Daha albümün açılış şarkısıyla kafa göz dalan Beneath, “Ephemeris” ile pek de şakacı bir kişilik olmadığını dünya âleme ilân ediyor. Enstrümanlarıyla, çocukların oyun hamuruyla oynadıkları gibi oynayıp çalgı aletlerinin hakkını fazlasıyla veren cengâverler, sönüp giden yıldızların birer kara deliğe dönüşmesini anımsatan, Ay’ın yüzünü göstermediği gece karanlığı kıvamında ve karabasandan bozma şarkılarıyla türde ne kadar ileri gidilebileceğinin sinyallerini veriyorlar. Kazımaların durakladığı anlarda, teknik açıdan gövde gösterisine başlayıp bir çırpıda akla gelen progresif death gruplarına ara ara selam duran albüm, rifler ya da kulağa hoş gelen melodilerle ilerleme gibi bir gayrete girişmiyor.
Kimi parçaların açılışlarına ya da aralarına serpiştirilen minimal düzeydeki rifler, “Ben şu an taşaklı bir albüm dinliyorum.” hissini fazlasıyla vermeye yetiyor da artıyor bile, o kadarını söyleyeyim. Prodüksiyon tarafında kusur bulmak şöyle dursun, böyle bir albüm için olabilecek en tumturaklı sound’la yaratılan “Ephemeris” her enstrümanın tane tane işitilebilmesinden genel bir doygunluğa sahip olmasına kadar pek çok yanıyla takdiri hak ediyor.
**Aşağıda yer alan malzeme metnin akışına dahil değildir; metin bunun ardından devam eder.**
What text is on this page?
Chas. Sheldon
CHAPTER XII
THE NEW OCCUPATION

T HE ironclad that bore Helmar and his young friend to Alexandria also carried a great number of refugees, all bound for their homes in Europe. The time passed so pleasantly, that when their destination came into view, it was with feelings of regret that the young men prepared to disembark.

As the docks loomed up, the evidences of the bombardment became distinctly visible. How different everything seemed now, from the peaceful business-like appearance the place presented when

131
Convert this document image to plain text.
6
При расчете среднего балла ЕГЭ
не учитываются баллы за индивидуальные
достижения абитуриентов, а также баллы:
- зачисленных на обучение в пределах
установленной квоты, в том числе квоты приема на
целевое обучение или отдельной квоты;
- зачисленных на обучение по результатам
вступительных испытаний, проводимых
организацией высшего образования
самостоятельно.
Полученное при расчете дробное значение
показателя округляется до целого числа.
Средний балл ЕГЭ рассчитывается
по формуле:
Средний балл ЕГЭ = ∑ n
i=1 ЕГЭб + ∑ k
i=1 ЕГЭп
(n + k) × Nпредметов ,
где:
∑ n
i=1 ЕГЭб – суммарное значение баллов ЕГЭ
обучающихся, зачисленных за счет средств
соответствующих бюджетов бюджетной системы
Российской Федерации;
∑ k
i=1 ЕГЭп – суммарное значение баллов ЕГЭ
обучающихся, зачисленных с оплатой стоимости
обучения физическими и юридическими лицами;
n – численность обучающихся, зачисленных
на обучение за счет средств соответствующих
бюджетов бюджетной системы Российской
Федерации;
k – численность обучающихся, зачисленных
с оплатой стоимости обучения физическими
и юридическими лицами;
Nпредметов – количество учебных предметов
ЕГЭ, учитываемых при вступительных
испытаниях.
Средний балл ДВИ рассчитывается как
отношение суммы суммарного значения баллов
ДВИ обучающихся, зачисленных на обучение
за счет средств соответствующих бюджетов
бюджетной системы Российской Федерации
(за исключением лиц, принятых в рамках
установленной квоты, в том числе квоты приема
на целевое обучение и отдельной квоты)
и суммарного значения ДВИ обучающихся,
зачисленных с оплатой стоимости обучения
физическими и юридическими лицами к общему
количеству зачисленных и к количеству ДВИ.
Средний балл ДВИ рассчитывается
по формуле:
Üzerine uzun uzadıya konuşulacak pek fazla bir şey bırakmayan “Ephemeris”, Unique Leader Records bünyesinden çıkıp dinleyeni oklavayla dövülmüş halı kıvamına sokma görevini başarıyla ifâ eden albümlerden birine dönüşüyor ve Beneath’in bana kalırsa kariyerindeki en başarılı albümü oluveriyor. Ayrıca grubun, Immolation ve benzeri gruplarla kısa zaman içerisinde aşık atmaya başlayacağını öngörmek de pek hatalı olmaz diye düşünüyorum.
Unutmadan, albümü Spotify ve iTunes gibi dijital mecralara aktaran üstün zekâlı her kimse kendisini tebrik etmek gerek. Şarkı listesi olduğu gibi yanlış, ayıp ulan.
Yazıda dendiği gibi ciddi anlamda taşaklı bir albüm. Dün dinledim, çok memnun kaldım, bugün de dinleyeceğim.
Sonunu zor getirmiştim dinlediğim zaman, ikinci albümleri daha dinlenilebilir tarzdaydı benim açımdan.